Verla despatarrada boca abajo contra la base del sofá, con las piernas flexionadas a cada lado de su propia cabeza, su coño rosado apuntando hacia mí, contrayéndose, reluciente y suplicando por mi polla.
Arrebaté un condón de la bandeja adosada al sofá y lo rasgué con los dientes, siseando mientras lo desenrollaba por mi miembro.
No le quité los ojos de encima ni un solo segundo.
No podía, joder, era la puta perfecta.
Las pinzas de los pezones colgaban entre sus tetas jadeantes mientras aquellos ojos oscuros me lanzaban una mirada desafiante a través de su máscara.
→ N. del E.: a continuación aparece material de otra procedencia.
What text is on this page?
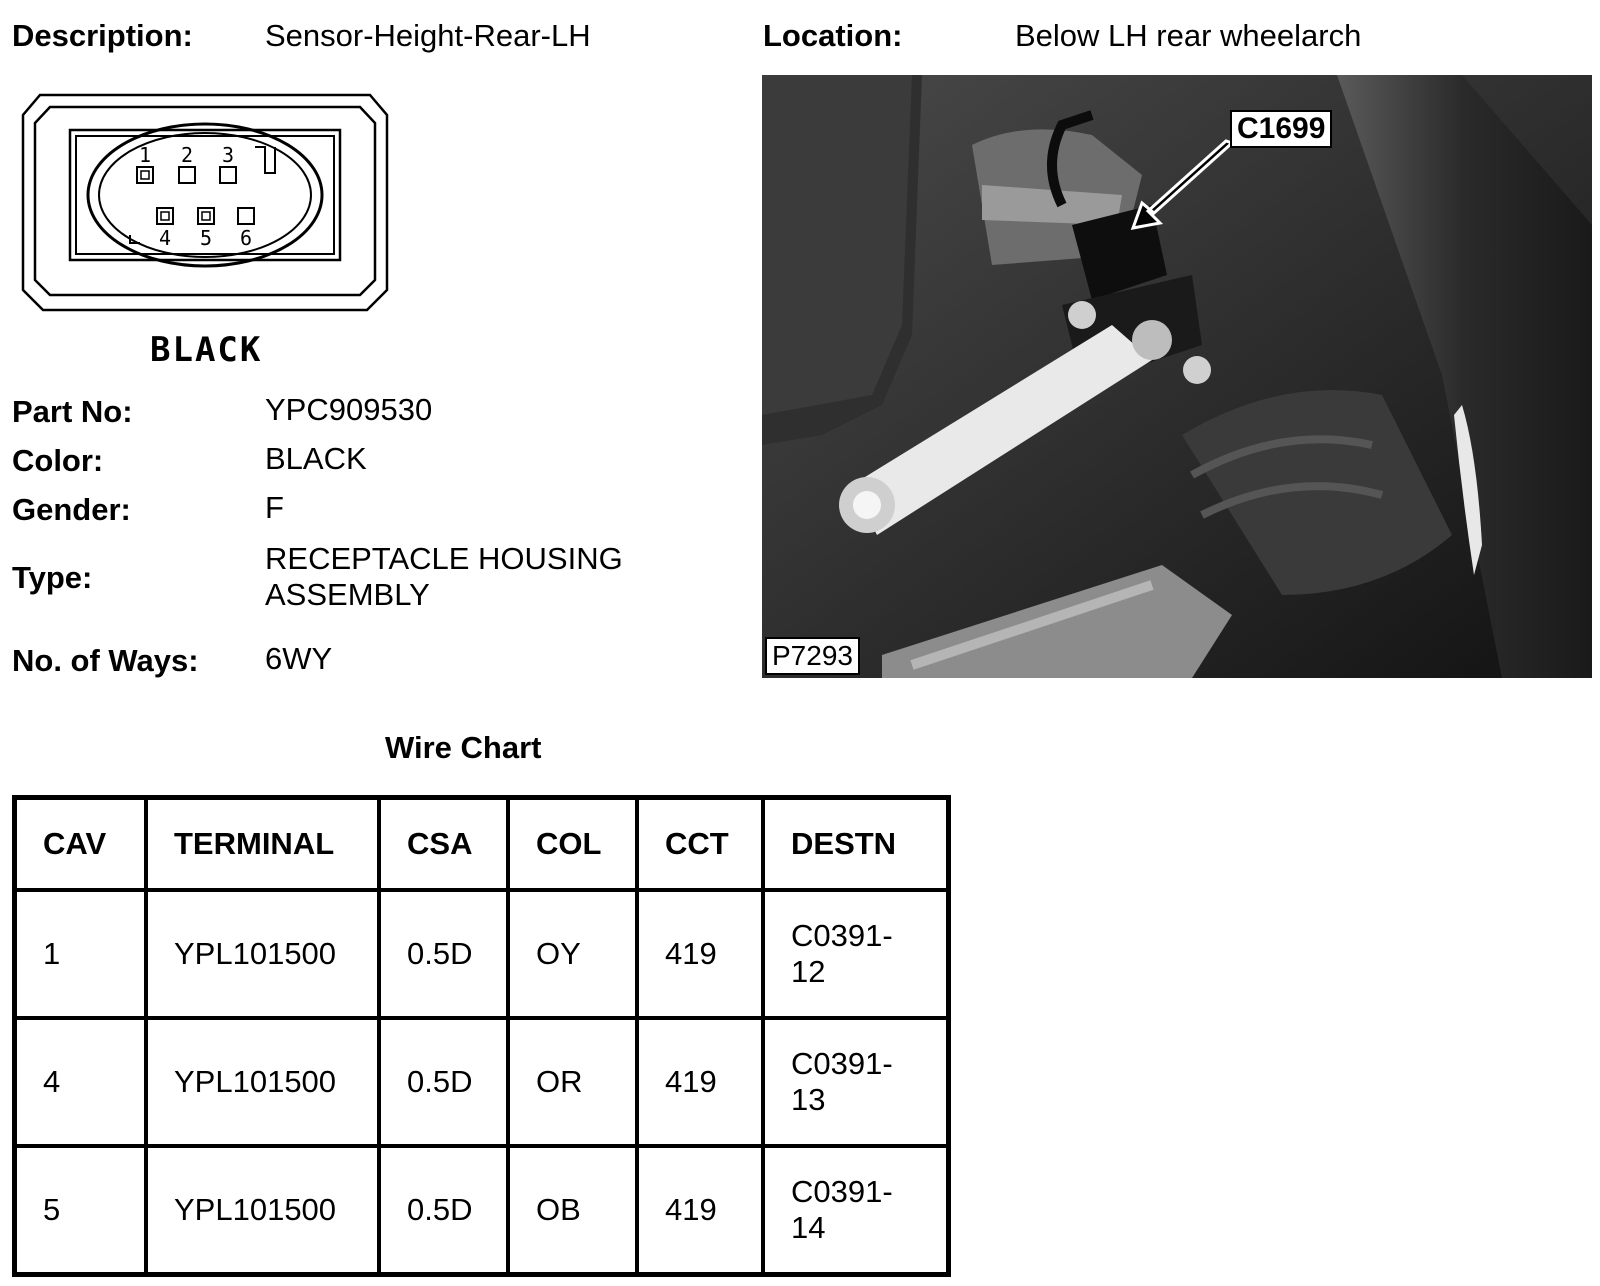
Description: Sensor-Height-Rear-LH	Location:	Below LH rear wheelarch
1 2 3
4 5 6
BLACK
Part No:	YPC909530
Color:	BLACK
Gender:	F
Type:
RECEPTACLE HOUSING
ASSEMBLY
No. of Ways: 6WY
C1699
P7293
Wire Chart
CAV	TERMINAL	CSA	COL	CCT	DESTN
1	YPL101500	0.5D	OY	419	C0391-
12
4	YPL101500	0.5D	OR	419	C0391-
13
5	YPL101500	0.5D	OB	419	C0391-
14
Quería ver su cara empapada en mi corrida.
Apretando los dientes, me coloqué a horcajadas sobre ella, flexioné las rodillas y deslicé mi polla ansiosa sobre su coño goteante.
—Si soy tu puta —dijo con voz sedosa y sexi—, entonces fóllame como a una.
No tuvo que decírmelo dos veces.
Metí la cabeza de mi polla en su coño codicioso y resbaladizo y embestí hasta que se tragó cada centímetro.
Chilló, todo su cuerpo sacudiéndose por el impacto, sus tetas respingando, la cadena de las pinzas balanceándose salvajemente.
Su coño me engulló en una sola estocada brutal y quemaba incluso a través del látex.
Cristo.
El ángulo forzaba mi polla aún más profundo de lo que había llegado antes, prendiendo fuego a cada nervio de la parte inferior de mi cuerpo simultáneamente.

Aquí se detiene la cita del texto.